/ 23 July 2010

At the cutting edges of contemporary film

Over the 10-day period from July 23 to August 1, the 31st Durban International Film Festival (Diff) unleashes more than 200 screenings at various venues around the city. That’s 20 screenings a day, which represents a retina-ripping challenge far too arduous for even the most hardened cinephile.

That is where the fine art of judicious selection comes in. The most highly anticipated moment of the year among Durban’s sizeable contingent of film junkies is when they finally find themselves clutching the bible known as The Programme and then begin the exquisitely excruciating task of picking through the cavalcade of features, documentaries, shorts, workshops, seminars, markets and forums to map out their itinerary carefully for the upcoming movie marathon.

It’s like being utterly famished and then being placed before the world’s largest buffet brandishing a single plate.

For the lovers of classical cinema there’s the Ingmar Bergman retrospective. Yet it is on the selection of cult contemporary cinema that the majority of attention is placed. This year’s Diff lines up no fewer than 72 feature films from just about every country on the planet, many of which enjoy their world premieres here. Four of the most original voices in contemporary film — those of Michael Haneke, Todd Solondz, Harmony Korine and Debra Granik — have their new films in competition at the festival.

Haneke, whose previous works include Funny Games and The Piano Teacher, has an uncanny knack of impaling audiences on his subtle cinematic apocalypses, which, with agonising austerity, reveal the darkest shadows of the human condition. His most recent film, The White Ribbon, depicts a nameless dread slowly suffocating a small village in pre-World War I Germany and has been hailed as the director’s most harrowing and brilliant creation.

Solondz, whose crushing parables of American urban ennui take place in his films Welcome to the Dollhouse, Happiness, Palindromes and Storytelling, offers up a fresh batch of bleakness and humour so dark it swallows light in Life During Wartime. The film picks up the pieces of the Jordan family that was so spectacularly shattered in Happiness and furthers the director’s relentless misanthropy through favourite themes such as race, suicide, autism, sexual misery, self-hatred, terrorism and paedophilia in what many critics are calling Solondz’s boldest effort yet.
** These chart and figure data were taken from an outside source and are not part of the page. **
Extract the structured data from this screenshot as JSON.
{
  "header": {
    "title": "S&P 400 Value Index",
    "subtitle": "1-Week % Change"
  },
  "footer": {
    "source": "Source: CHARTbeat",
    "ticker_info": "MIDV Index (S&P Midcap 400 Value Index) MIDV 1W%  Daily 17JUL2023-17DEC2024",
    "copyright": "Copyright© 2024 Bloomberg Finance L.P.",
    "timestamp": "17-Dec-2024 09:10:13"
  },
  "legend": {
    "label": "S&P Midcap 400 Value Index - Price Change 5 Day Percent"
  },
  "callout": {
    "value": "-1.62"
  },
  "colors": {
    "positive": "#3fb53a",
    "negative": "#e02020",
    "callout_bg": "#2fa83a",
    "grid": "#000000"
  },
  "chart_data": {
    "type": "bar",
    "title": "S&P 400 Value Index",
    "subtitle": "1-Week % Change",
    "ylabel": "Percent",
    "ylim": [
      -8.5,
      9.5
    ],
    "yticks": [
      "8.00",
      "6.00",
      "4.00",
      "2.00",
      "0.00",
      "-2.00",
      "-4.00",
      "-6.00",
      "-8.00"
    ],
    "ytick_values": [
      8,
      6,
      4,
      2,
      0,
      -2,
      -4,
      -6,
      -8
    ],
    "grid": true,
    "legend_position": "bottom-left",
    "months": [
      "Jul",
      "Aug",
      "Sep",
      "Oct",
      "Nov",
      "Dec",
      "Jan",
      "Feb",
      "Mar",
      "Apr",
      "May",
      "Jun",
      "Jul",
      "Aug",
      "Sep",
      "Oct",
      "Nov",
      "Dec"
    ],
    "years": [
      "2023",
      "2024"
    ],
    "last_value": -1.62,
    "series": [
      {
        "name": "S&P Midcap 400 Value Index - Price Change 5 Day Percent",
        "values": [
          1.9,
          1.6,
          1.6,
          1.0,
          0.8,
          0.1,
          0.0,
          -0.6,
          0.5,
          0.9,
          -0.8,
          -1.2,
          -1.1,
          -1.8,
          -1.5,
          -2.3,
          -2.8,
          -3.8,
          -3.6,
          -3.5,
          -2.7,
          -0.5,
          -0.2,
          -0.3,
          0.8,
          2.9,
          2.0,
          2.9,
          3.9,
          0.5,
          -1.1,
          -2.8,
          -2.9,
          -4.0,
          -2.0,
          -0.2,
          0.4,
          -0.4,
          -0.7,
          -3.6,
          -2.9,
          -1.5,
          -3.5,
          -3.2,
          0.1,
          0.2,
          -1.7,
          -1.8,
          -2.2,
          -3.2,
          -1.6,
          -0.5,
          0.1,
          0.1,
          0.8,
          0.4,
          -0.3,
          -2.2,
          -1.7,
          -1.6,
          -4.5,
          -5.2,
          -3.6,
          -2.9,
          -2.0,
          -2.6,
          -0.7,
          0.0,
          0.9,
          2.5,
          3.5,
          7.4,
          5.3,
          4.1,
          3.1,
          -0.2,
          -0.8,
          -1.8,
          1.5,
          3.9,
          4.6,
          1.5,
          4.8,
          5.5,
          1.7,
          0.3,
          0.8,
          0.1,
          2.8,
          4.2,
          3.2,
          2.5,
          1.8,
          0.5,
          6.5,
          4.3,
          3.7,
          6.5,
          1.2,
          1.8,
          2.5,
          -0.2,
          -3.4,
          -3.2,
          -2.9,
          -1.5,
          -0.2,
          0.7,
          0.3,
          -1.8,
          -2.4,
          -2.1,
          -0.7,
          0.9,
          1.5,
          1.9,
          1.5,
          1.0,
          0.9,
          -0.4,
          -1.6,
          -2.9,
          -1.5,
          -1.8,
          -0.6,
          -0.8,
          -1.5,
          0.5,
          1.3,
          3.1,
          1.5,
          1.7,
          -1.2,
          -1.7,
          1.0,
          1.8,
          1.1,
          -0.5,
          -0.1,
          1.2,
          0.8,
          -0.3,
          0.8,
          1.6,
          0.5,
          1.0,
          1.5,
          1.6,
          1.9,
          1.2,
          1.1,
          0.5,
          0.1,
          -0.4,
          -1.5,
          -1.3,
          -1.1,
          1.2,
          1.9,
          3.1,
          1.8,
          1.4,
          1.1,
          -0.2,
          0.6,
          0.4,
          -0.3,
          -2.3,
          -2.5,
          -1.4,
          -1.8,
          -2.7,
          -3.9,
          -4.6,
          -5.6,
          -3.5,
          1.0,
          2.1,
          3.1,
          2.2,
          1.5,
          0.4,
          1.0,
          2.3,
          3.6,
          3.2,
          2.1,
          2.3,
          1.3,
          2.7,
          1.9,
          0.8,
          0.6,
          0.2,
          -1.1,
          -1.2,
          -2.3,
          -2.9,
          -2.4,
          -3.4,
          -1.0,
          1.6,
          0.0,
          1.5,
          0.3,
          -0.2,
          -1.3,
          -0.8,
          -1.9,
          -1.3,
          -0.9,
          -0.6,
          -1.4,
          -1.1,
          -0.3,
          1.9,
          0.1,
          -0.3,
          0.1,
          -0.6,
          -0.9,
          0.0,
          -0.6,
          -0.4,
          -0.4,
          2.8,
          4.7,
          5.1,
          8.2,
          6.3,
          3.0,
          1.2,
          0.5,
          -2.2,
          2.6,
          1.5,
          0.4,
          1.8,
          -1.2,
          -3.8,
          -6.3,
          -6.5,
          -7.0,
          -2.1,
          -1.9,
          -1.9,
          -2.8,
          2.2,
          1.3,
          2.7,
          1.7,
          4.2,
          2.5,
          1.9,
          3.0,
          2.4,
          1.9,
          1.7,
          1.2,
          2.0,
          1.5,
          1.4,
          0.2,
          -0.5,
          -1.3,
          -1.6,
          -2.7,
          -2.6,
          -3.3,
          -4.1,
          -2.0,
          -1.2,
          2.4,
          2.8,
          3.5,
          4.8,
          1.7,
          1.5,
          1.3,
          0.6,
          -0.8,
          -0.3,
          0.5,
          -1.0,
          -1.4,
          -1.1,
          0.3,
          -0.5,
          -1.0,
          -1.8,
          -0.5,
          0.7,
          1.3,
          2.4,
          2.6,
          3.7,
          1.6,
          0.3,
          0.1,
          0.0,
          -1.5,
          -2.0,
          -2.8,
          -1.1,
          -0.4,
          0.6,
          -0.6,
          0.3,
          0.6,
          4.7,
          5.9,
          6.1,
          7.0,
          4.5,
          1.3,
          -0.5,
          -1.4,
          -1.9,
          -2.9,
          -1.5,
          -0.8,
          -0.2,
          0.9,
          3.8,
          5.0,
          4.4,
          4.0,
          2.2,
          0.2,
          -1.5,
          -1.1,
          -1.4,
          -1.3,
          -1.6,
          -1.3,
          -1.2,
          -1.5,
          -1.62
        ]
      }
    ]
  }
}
After the revelation of Larry Clark’s groundbreaking Kids, which Korine wrote, the latter has forged an erratic career with the polarising Gummo, the mesmerising Julien Donkey Boy, the incomprehensible Mr Lonely and now Trash Humpers, a perplexing collision of nihilism, depression and Dada that only Korine could have concocted. A gang of masked miscreants, including Korine and his wife, embarks upon various demented missions, from destroying televisions with sledgehammers to killing dolls and — yes — humping trash. The film has been described as “completely appalling and utterly gripping” and “a descent into another world: beautiful in its determined ugliness and like nothing you’ve ever seen”.

Another highly acclaimed Stateside film is Winter’s Bone, Granik’s wrenching tale that New York Magazine called “the year’s most stirring film” and Entertainment Weekly described as “one of the most true-blooded epics of Americana you’re ever likely to see”. The tense, naturalistic thriller won the Grand Jury Prize at this year’s Sundance Festival and follows 17-year-old Ree Dolly as she confronts the local criminal underworld and the harsh Ozark wilderness to track down her missing father.